Foucou (ou Fouquou), Félix Joseph
Article mis en ligne le 24 décembre 2015

par Desmars, Bernard

Né en février 1831, à Cayenne (Guyane). Décédé en 1870 aux Etats-Unis. Officier de marine, ingénieur civil, puis collaborateur de périodiques scientifiques et techniques. Rédacteur de la Revue moderne, un périodique fouriériste. Participant aux banquets phalanstériens de 1865 et 1866.

Les origines de Félix Joseph Foucou sont difficiles à établir. Il a d’abord porté le patronyme de sa mère, Fougeron.

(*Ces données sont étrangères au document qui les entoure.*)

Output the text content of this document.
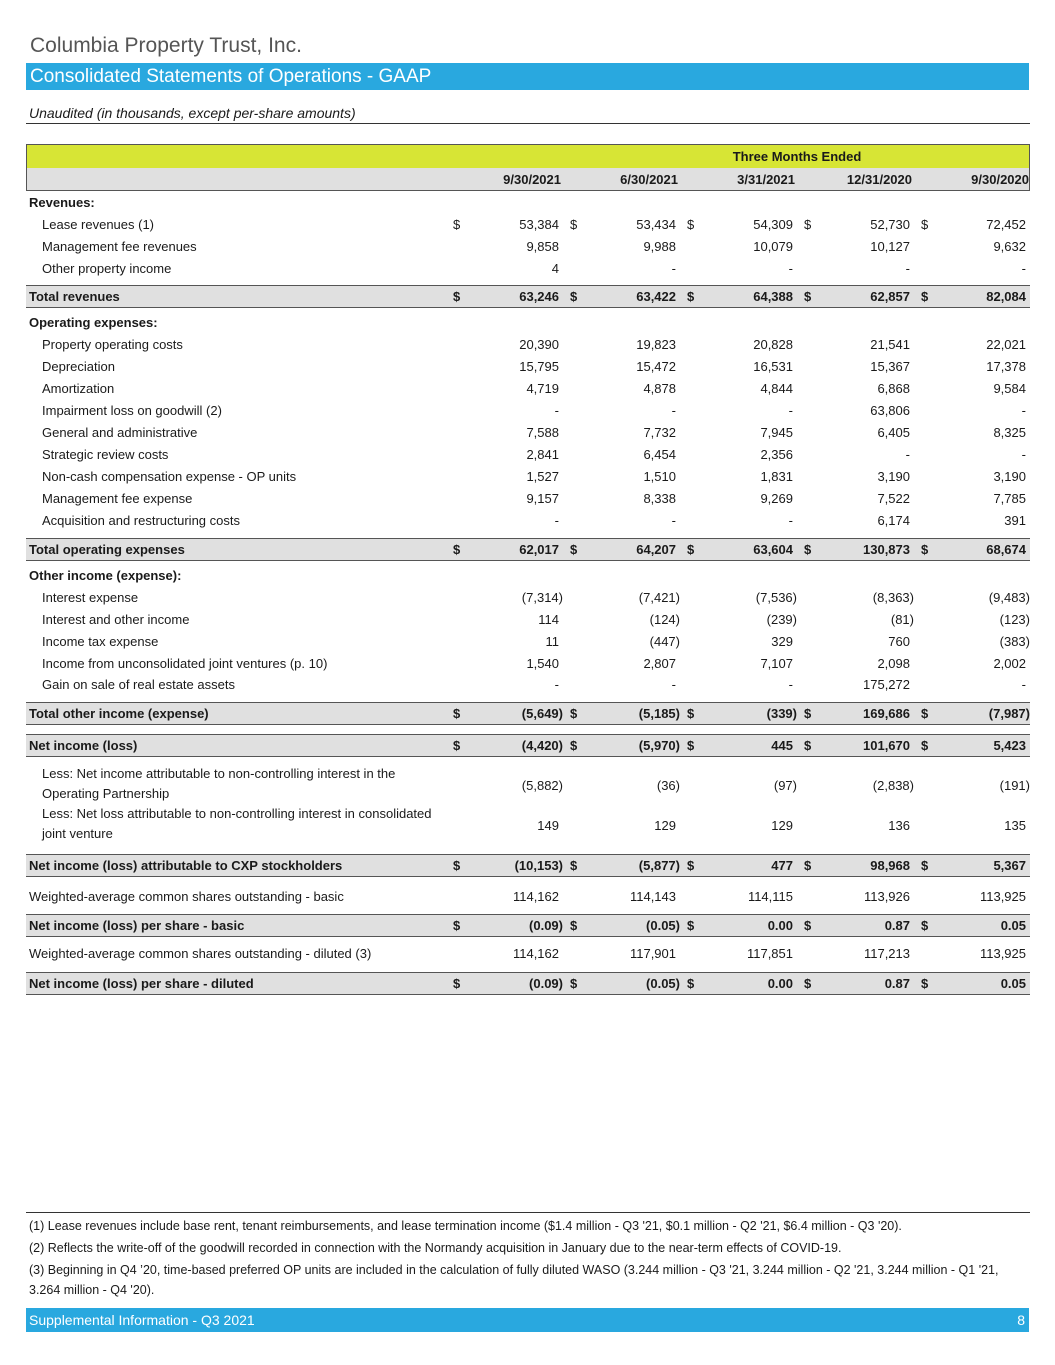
Columbia Property Trust, Inc.
Consolidated Statements of Operations - GAAP
Unaudited (in thousands, except per-share amounts)
Three Months Ended
9/30/2021	6/30/2021	3/31/2021	12/31/2020	9/30/2020
Revenues:
Lease revenues (1)	$	53,384 $	53,434 $	54,309 $	52,730 $	72,452
Management fee revenues	9,858	9,988	10,079	10,127	9,632
Other property income	4	-	-	-	-
Total revenues	$	63,246 $	63,422 $	64,388 $	62,857 $	82,084
Operating expenses:
Property operating costs	20,390	19,823	20,828	21,541	22,021
Depreciation	15,795	15,472	16,531	15,367	17,378
Amortization	4,719	4,878	4,844	6,868	9,584
Impairment loss on goodwill (2)	-	-	-	63,806	-
General and administrative	7,588	7,732	7,945	6,405	8,325
Strategic review costs	2,841	6,454	2,356	-	-
Non-cash compensation expense - OP units	1,527	1,510	1,831	3,190	3,190
Management fee expense	9,157	8,338	9,269	7,522	7,785
Acquisition and restructuring costs	-	-	-	6,174	391
Total operating expenses	$	62,017 $	64,207 $	63,604 $	130,873 $	68,674
Other income (expense):
Interest expense	(7,314)	(7,421)	(7,536)	(8,363)	(9,483)
Interest and other income	114	(124)	(239)	(81)	(123)
Income tax expense	11	(447)	329	760	(383)
Income from unconsolidated joint ventures (p. 10)	1,540	2,807	7,107	2,098	2,002
Gain on sale of real estate assets	-	-	-	175,272	-
Total other income (expense)	$	(5,649) $	(5,185) $	(339) $	169,686 $	(7,987)
Net income (loss)	$	(4,420) $	(5,970) $	445 $	101,670 $	5,423
Less: Net income attributable to non-controlling interest in the Operating Partnership
(5,882)	(36)	(97)	(2,838)	(191)
Less: Net loss attributable to non-controlling interest in consolidated joint venture
149	129	129	136	135
Net income (loss) attributable to CXP stockholders	$	(10,153) $	(5,877) $	477 $	98,968 $	5,367
Weighted-average common shares outstanding - basic	114,162	114,143	114,115	113,926	113,925
Net income (loss) per share - basic	$	(0.09) $	(0.05) $	0.00 $	0.87 $	0.05
Weighted-average common shares outstanding - diluted (3)	114,162	117,901	117,851	117,213	113,925
Net income (loss) per share - diluted	$	(0.09) $	(0.05) $	0.00 $	0.87 $	0.05
(1) Lease revenues include base rent, tenant reimbursements, and lease termination income ($1.4 million - Q3 '21, $0.1 million - Q2 '21, $6.4 million - Q3 '20).
(2) Reflects the write-off of the goodwill recorded in connection with the Normandy acquisition in January due to the near-term effects of COVID-19.
(3) Beginning in Q4 ’20, time-based preferred OP units are included in the calculation of fully diluted WASO (3.244 million - Q3 '21, 3.244 million - Q2 '21, 3.244 million - Q1 '21, 3.264 million - Q4 '20).
Supplemental Information - Q3 2021	8
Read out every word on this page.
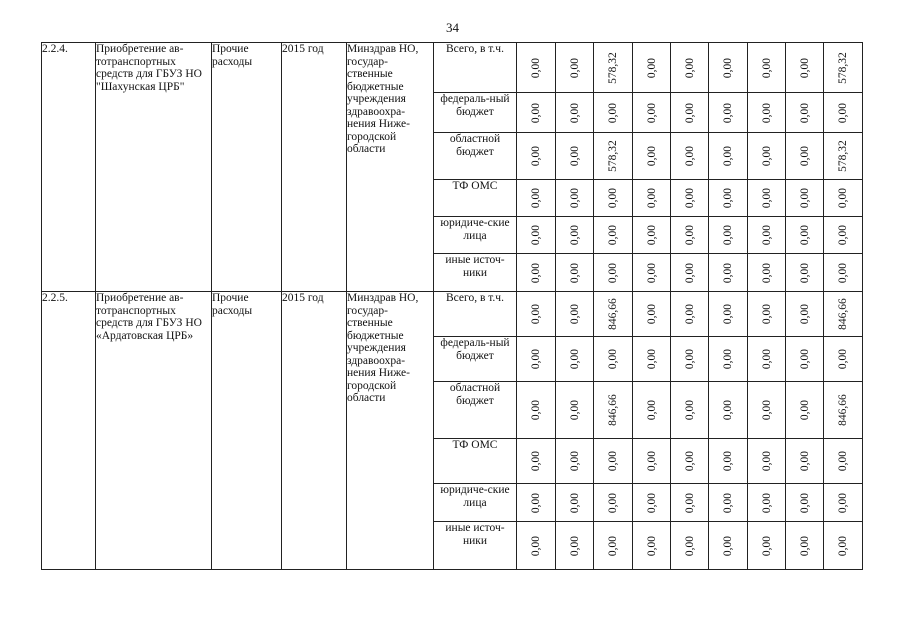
34
2.2.4.	Приобретение ав-тотранспортных средств для ГБУЗ НО "Шахунская ЦРБ"	Прочие расходы	2015 год	Минздрав НО, государ-ственные бюджетные учреждения здравоохра-нения Ниже-городской области	Всего, в т.ч.	0,00	0,00	578,32	0,00	0,00	0,00	0,00	0,00	578,32

					федераль-ный бюджет	0,00	0,00	0,00	0,00	0,00	0,00	0,00	0,00	0,00

					областной бюджет	0,00	0,00	578,32	0,00	0,00	0,00	0,00	0,00	578,32

					ТФ ОМС	0,00	0,00	0,00	0,00	0,00	0,00	0,00	0,00	0,00

					юридиче-ские лица	0,00	0,00	0,00	0,00	0,00	0,00	0,00	0,00	0,00

					иные источ-ники	0,00	0,00	0,00	0,00	0,00	0,00	0,00	0,00	0,00

2.2.5.	Приобретение ав-тотранспортных средств для ГБУЗ НО «Ардатовская ЦРБ»	Прочие расходы	2015 год	Минздрав НО, государ-ственные бюджетные учреждения здравоохра-нения Ниже-городской области	Всего, в т.ч.	0,00	0,00	846,66	0,00	0,00	0,00	0,00	0,00	846,66

					федераль-ный бюджет	0,00	0,00	0,00	0,00	0,00	0,00	0,00	0,00	0,00

					областной бюджет	0,00	0,00	846,66	0,00	0,00	0,00	0,00	0,00	846,66

					ТФ ОМС	0,00	0,00	0,00	0,00	0,00	0,00	0,00	0,00	0,00

					юридиче-ские лица	0,00	0,00	0,00	0,00	0,00	0,00	0,00	0,00	0,00

					иные источ-ники	0,00	0,00	0,00	0,00	0,00	0,00	0,00	0,00	0,00
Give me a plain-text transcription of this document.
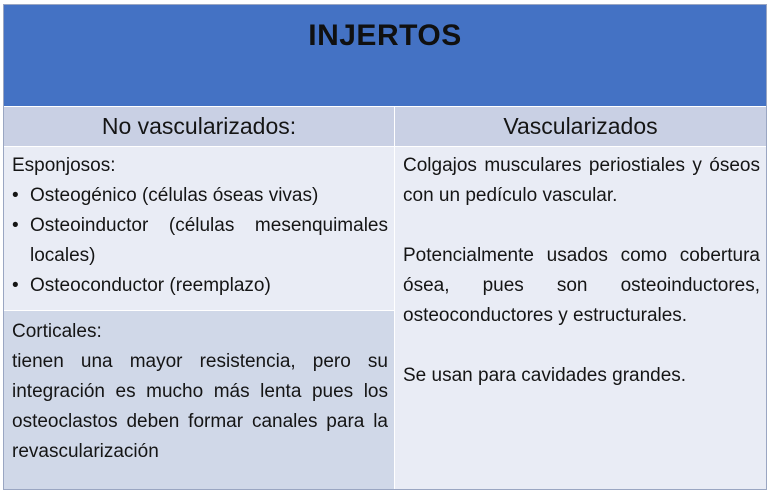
INJERTOS
No vascularizados:	Vascularizados
Esponjosos:
• Osteogénico (células óseas vivas)
• Osteoinductor (células mesenquimales locales)
• Osteoconductor (reemplazo)
Corticales:
tienen una mayor resistencia, pero su integración es mucho más lenta pues los osteoclastos deben formar canales para la revascularización
Colgajos musculares periostiales y óseos con un pedículo vascular.
Potencialmente usados como cobertura ósea, pues son osteoinductores, osteoconductores y estructurales.
Se usan para cavidades grandes.
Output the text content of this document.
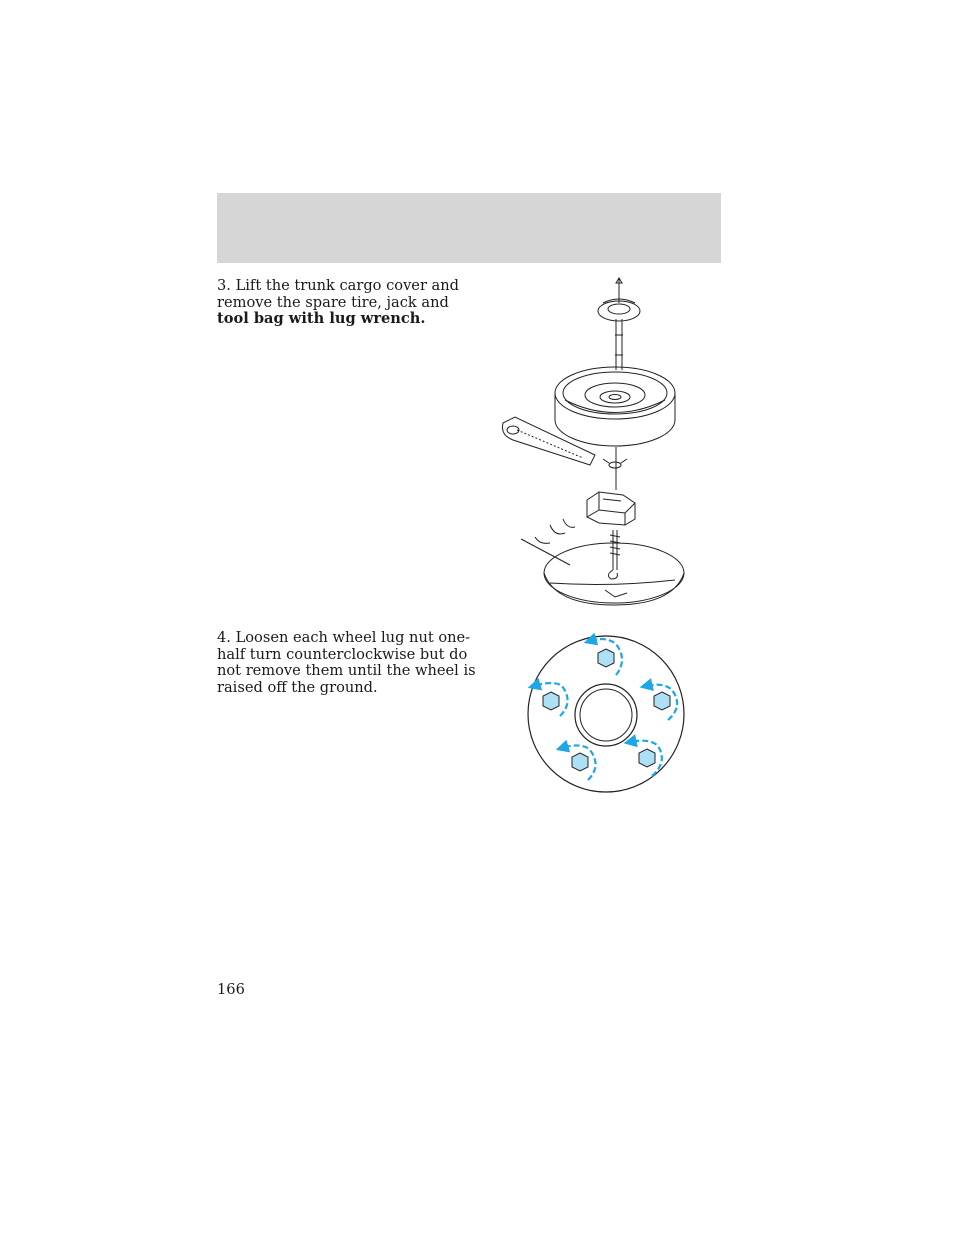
3. Lift the trunk cargo cover and remove the spare tire, jack and tool bag with lug wrench.
4. Loosen each wheel lug nut one-half turn counterclockwise but do not remove them until the wheel is raised off the ground.
166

Selon un proche parent, son père « n’a jamais eu d’enfant légitime de son épouse, mais seulement le jeune Fouquou [sic] d’une concubine, ce qui l’a empêché de le reconnaître » ; cependant, le père est nommé tuteur par le conseil de famille et lui transmet finalement son nom [1].

Félix Joseph Foucou entre à l’École navale de Brest en octobre 1846. Son attitude fait l’objet de remarques défavorables dans ses bulletins : en janvier 1847, il fournit certes un « travail […] généralement satisfaisant », mais « la conduite de cet élève a été fort répréhensible » et il fait l’objet de nombreuses punitions ; en avril suivant, son comportement « n’est pas exempt de reproches et depuis quelque temps il se néglige sous le rapport du travail » ; un an plus tard, « la conduite de cet élève est loin d’être bonne et il travaille fort peu » [2]. A l’issue de sa formation, il devient aspirant de seconde classe (août 1848), puis de première classe (septembre 1850). Les remarques de ses supérieurs sont désormais élogieuses :

Mr. Fouquou a été embarqué sous mes ordres pendant six mois ; j’ai été fort satisfait de sa conduite, de sa tenue et de sa manière de servir (capitaine de frégate Preudhomme de Borre, commandant Le Volage, 10 mars 1849).
Conduite et moralité excellentes. De l’aptitude à la navigation à voile. Bonnes dispositions (capitaine de vaisseau Favin-Lévêque, commandant La Pomone, 1849).
Conduite, moralité et santé bonnes. Capable pour la marine à voile ; paraît être bon instructeur de canonnage. Intelligent (capitaine de vaisseau Larrieu, commandant L’Iéna, 15 octobre 1850) [3].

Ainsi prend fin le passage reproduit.